1) More Details on the Compliance Issue.

In Nokia’s statement last Friday, it vaguely indicated that the resolution of the compliance issue could result in penalties… in turn, this caused the stock to drop 7%.

However, the company issued a press release and softened its guidance on the potential impact. NOK noted, The company issues this statement to clarify that the specified investigation is not expected to have a material impact on Nokia. We have seen no evidence that would suggest that criminal penalties would apply in this case, and we believe it is highly likely that any penalties that might apply would be limited and immaterial.”

NOK noted that the text used in the previous communication was a general disclosure and that Nokia’s interpretation of the risk is very low. Moreover, should there be any penalties, they will be immaterial. That said, we’ll look for more news in the coming days that support the potential low impact of this issue and proves the price correction of 7% was an overreaction.

2) More 5G Contracts Assigned

On Monday the following news hit the wires: “Austria’s flagship telecoms group A1 said on Monday it had selected Nokia as its partner for building next-generation 5G mobile networks in the country, continuing a long-standing cooperation with the Finnish equipment supplier”.

This type of news will hit the market more and more in the coming weeks as different initiatives need to decide which 5G supplier they will use. For example, the Pentagon clearly indicates Nokia is in the picture as a potential provider.

Nokia was also chosen as a provider for automotive leaders. Additionally, Germany started auctioning its 5G spectrum auction… and Nokia could be a front runner in the race.

3) Dividend Expected to be Approved

At Nokia’s next annual meeting, a dividend of €0.2 per share will be proposed. Existing investors who are looking for this dividend will probably hold their shares until they get that dividend… not only that, it might attract new investors.

That said, let’s look at the daily chart and the play.

The Play in NYSE:NOK

With all these catalyst events on the table… NOK has a high probability to catch a bounce. However, we need to find an area to buy and develop a trading plan.

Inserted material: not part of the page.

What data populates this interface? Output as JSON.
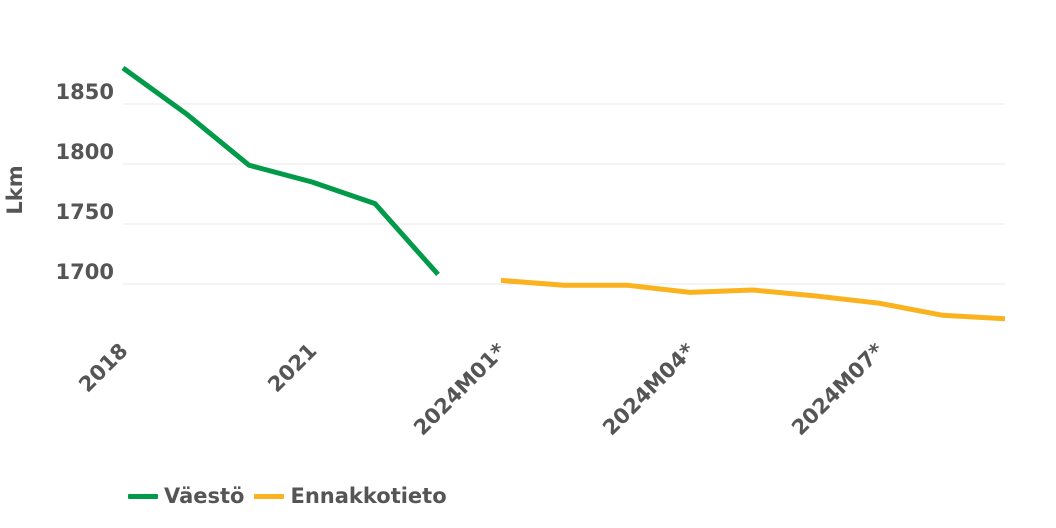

Here’s a look at the daily chart of NYSE:NOK price action.

Now, we’re looking to buy NOK under $6, and use the blue trend line of support. If NOK breaks below that blue trend line, we’ll stop out if it breaks below $5.60.

If NOK can break above $6, and hold above that level… a positive catalyst could launch the stock back up to $6.40 before the annual meeting… or it could break its 52-week high at $6.65. We’ll look to exit the position before the dividend distribution date on May 22… unless you’re interested in collecting the dividend too.